Targeting Novel Pediatric-Specific FLT3 Mutations
Acute myeloid leukemia (AML) remains one of the most difficult challenges in pediatric oncology with more than half of children with AML failing available therapies. Although FLT3 mutations may provide a therapeutic target, these mutations are not common in children. Through genomic sequencing we have discovered 32 different novel mutations in FLT3 gene that are unique to childhood AML and may provide possibility of extending FLT3 inhibitors to a larger cohort of children with AML. Before they can be used as a viable therapeutic target, function of these novel mutations must be established and drugs must be identified that appropriately target these mutations.
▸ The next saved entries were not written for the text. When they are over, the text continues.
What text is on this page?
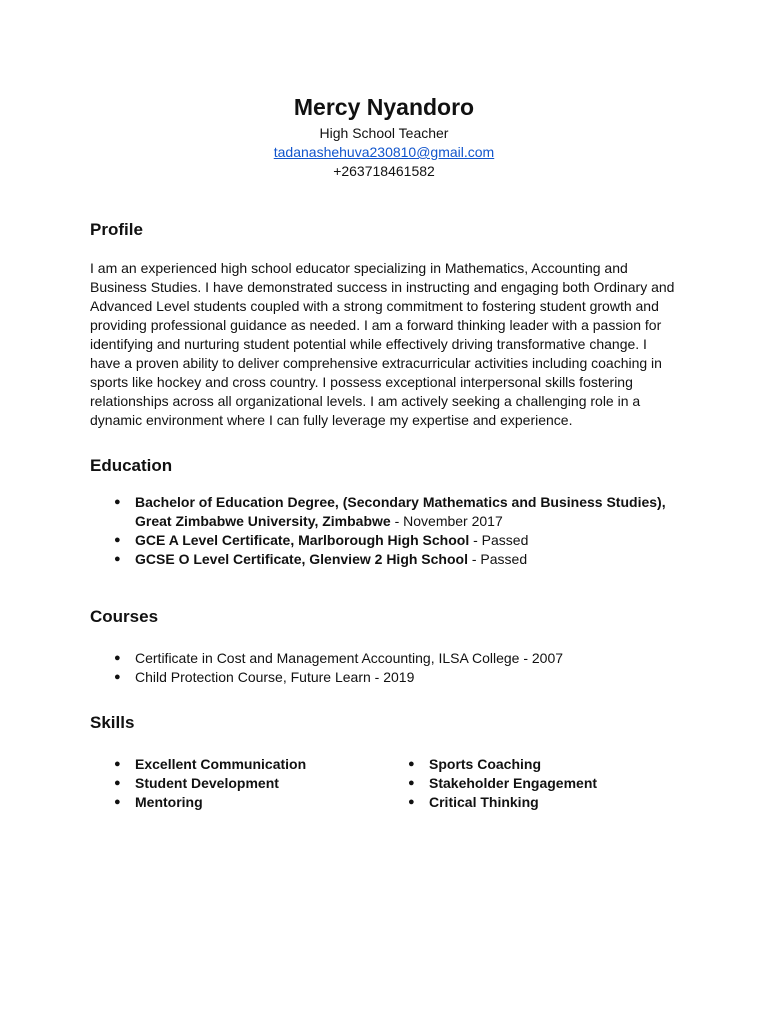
Mercy Nyandoro
High School Teacher
tadanashehuva230810@gmail.com
+263718461582
Profile

I am an experienced high school educator specializing in Mathematics, Accounting and Business Studies. I have demonstrated success in instructing and engaging both Ordinary and Advanced Level students coupled with a strong commitment to fostering student growth and providing professional guidance as needed. I am a forward thinking leader with a passion for identifying and nurturing student potential while effectively driving transformative change. I have a proven ability to deliver comprehensive extracurricular activities including coaching in sports like hockey and cross country. I possess exceptional interpersonal skills fostering relationships across all organizational levels. I am actively seeking a challenging role in a dynamic environment where I can fully leverage my expertise and experience.

Education
● Bachelor of Education Degree, (Secondary Mathematics and Business Studies), Great Zimbabwe University, Zimbabwe - November 2017
● GCE A Level Certificate, Marlborough High School - Passed
● GCSE O Level Certificate, Glenview 2 High School - Passed
Courses
● Certificate in Cost and Management Accounting, ILSA College - 2007
● Child Protection Course, Future Learn - 2019
Skills
● Excellent Communication
● Student Development
● Mentoring
● Sports Coaching
● Stakeholder Engagement
● Critical Thinking
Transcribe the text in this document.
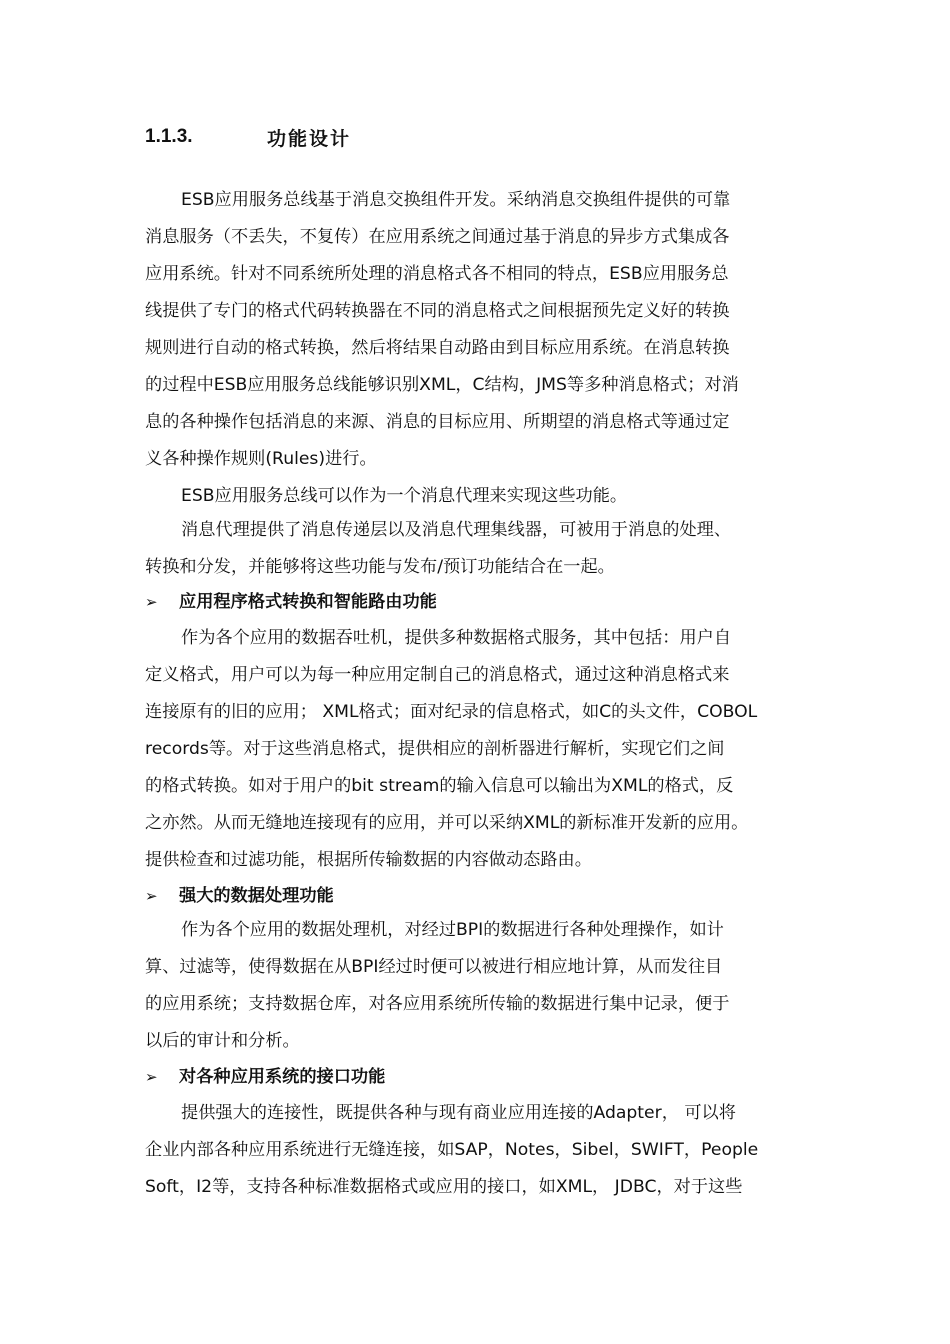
1.1.3.	功能设计
ESB应用服务总线基于消息交换组件开发。采纳消息交换组件提供的可靠
消息服务（不丢失，不复传）在应用系统之间通过基于消息的异步方式集成各
应用系统。针对不同系统所处理的消息格式各不相同的特点，ESB应用服务总
线提供了专门的格式代码转换器在不同的消息格式之间根据预先定义好的转换
规则进行自动的格式转换，然后将结果自动路由到目标应用系统。在消息转换
的过程中ESB应用服务总线能够识别XML，C结构，JMS等多种消息格式；对消
息的各种操作包括消息的来源、消息的目标应用、所期望的消息格式等通过定
义各种操作规则(Rules)进行。
ESB应用服务总线可以作为一个消息代理来实现这些功能。
消息代理提供了消息传递层以及消息代理集线器，可被用于消息的处理、
转换和分发，并能够将这些功能与发布/预订功能结合在一起。
➢	应用程序格式转换和智能路由功能
作为各个应用的数据吞吐机，提供多种数据格式服务，其中包括：用户自
定义格式，用户可以为每一种应用定制自己的消息格式，通过这种消息格式来
连接原有的旧的应用； XML格式；面对纪录的信息格式，如C的头文件，COBOL
records等。对于这些消息格式，提供相应的剖析器进行解析，实现它们之间
的格式转换。如对于用户的bit stream的输入信息可以输出为XML的格式，反
之亦然。从而无缝地连接现有的应用，并可以采纳XML的新标准开发新的应用。
提供检查和过滤功能，根据所传输数据的内容做动态路由。
➢	强大的数据处理功能
作为各个应用的数据处理机，对经过BPI的数据进行各种处理操作，如计
算、过滤等，使得数据在从BPI经过时便可以被进行相应地计算，从而发往目
的应用系统；支持数据仓库，对各应用系统所传输的数据进行集中记录，便于
以后的审计和分析。
➢	对各种应用系统的接口功能
提供强大的连接性，既提供各种与现有商业应用连接的Adapter， 可以将
企业内部各种应用系统进行无缝连接，如SAP，Notes，Sibel，SWIFT，People
Soft，I2等，支持各种标准数据格式或应用的接口，如XML， JDBC，对于这些
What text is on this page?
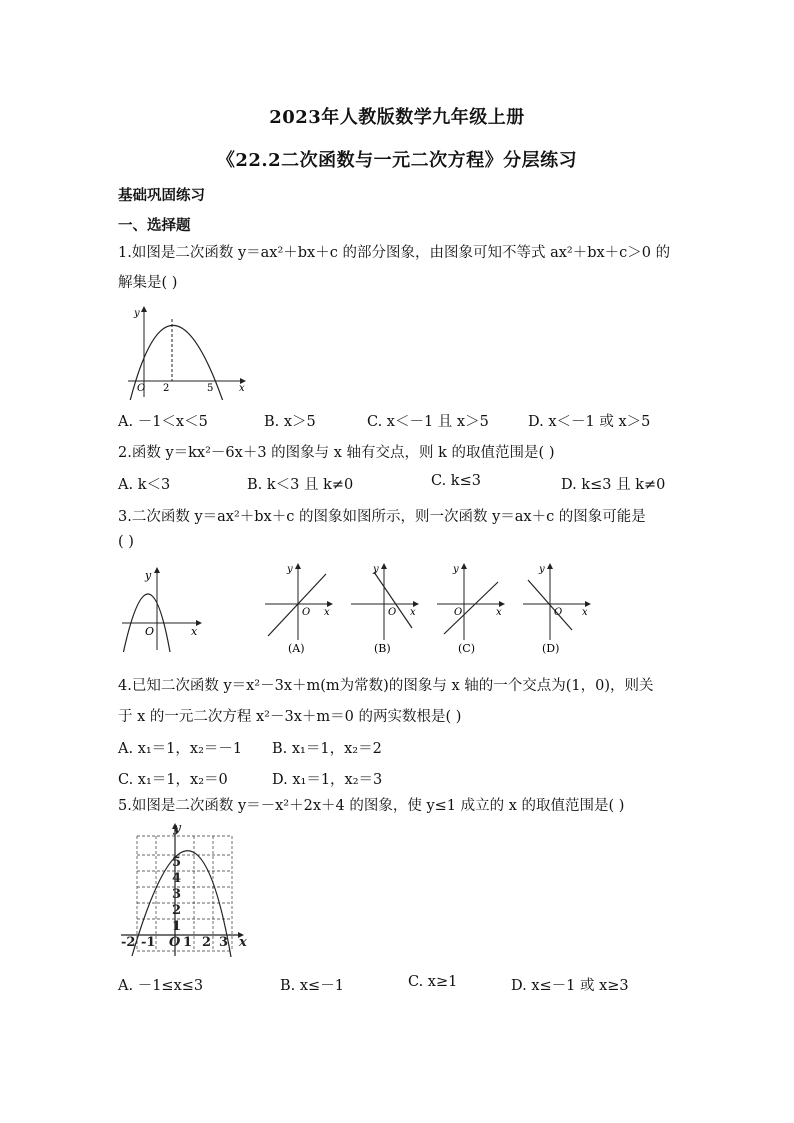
2023年人教版数学九年级上册
《22.2二次函数与一元二次方程》分层练习
基础巩固练习
一、选择题
1.如图是二次函数 y＝ax²＋bx＋c 的部分图象，由图象可知不等式 ax²＋bx＋c＞0 的
解集是( )
y
O 2	5	x
A. －1＜x＜5	B. x＞5	C. x＜－1 且 x＞5	D. x＜－1 或 x＞5
2.函数 y＝kx²－6x＋3 的图象与 x 轴有交点，则 k 的取值范围是( )
A. k＜3	B. k＜3 且 k≠0	C. k≤3	D. k≤3 且 k≠0
3.二次函数 y＝ax²＋bx＋c 的图象如图所示，则一次函数 y＝ax＋c 的图象可能是
( )
y
O	x
y
O x
(A)
y
O x
(B)
y
O	x
(C)
y
O x
(D)
4.已知二次函数 y＝x²－3x＋m(m为常数)的图象与 x 轴的一个交点为(1，0)，则关
于 x 的一元二次方程 x²－3x＋m＝0 的两实数根是( )
A. x₁＝1，x₂＝－1 B. x₁＝1，x₂＝2
C. x₁＝1，x₂＝0	D. x₁＝1，x₂＝3
5.如图是二次函数 y＝－x²＋2x＋4 的图象，使 y≤1 成立的 x 的取值范围是( )
y
5
4
3
2
1
-2 -1 O 1 2 3 x
A. －1≤x≤3	B. x≤－1	C. x≥1	D. x≤－1 或 x≥3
We will use molecular cloning techniques developed in our laboratory to engineer cells that express the mutant cells and determine if they can grow without external stimulation. In addition, as each type of mutation may have a different response to different drugs, mutant cells will be tested against a large number of FLT3 inhibitors as well as other targeted agents.
To optimize this analysis, we have developed a robotic high throughput drug-screening platform that can rapidly test multiple cell lines against over 160 drugs and generate a response profile that can be linked to mutation type. This approach will allow identification of precise mutations that would most benefit from the most appropriate drugs. The information from this study will be given to the COG phase III AML trial, which is currently designing the next phase III trial for incorporation.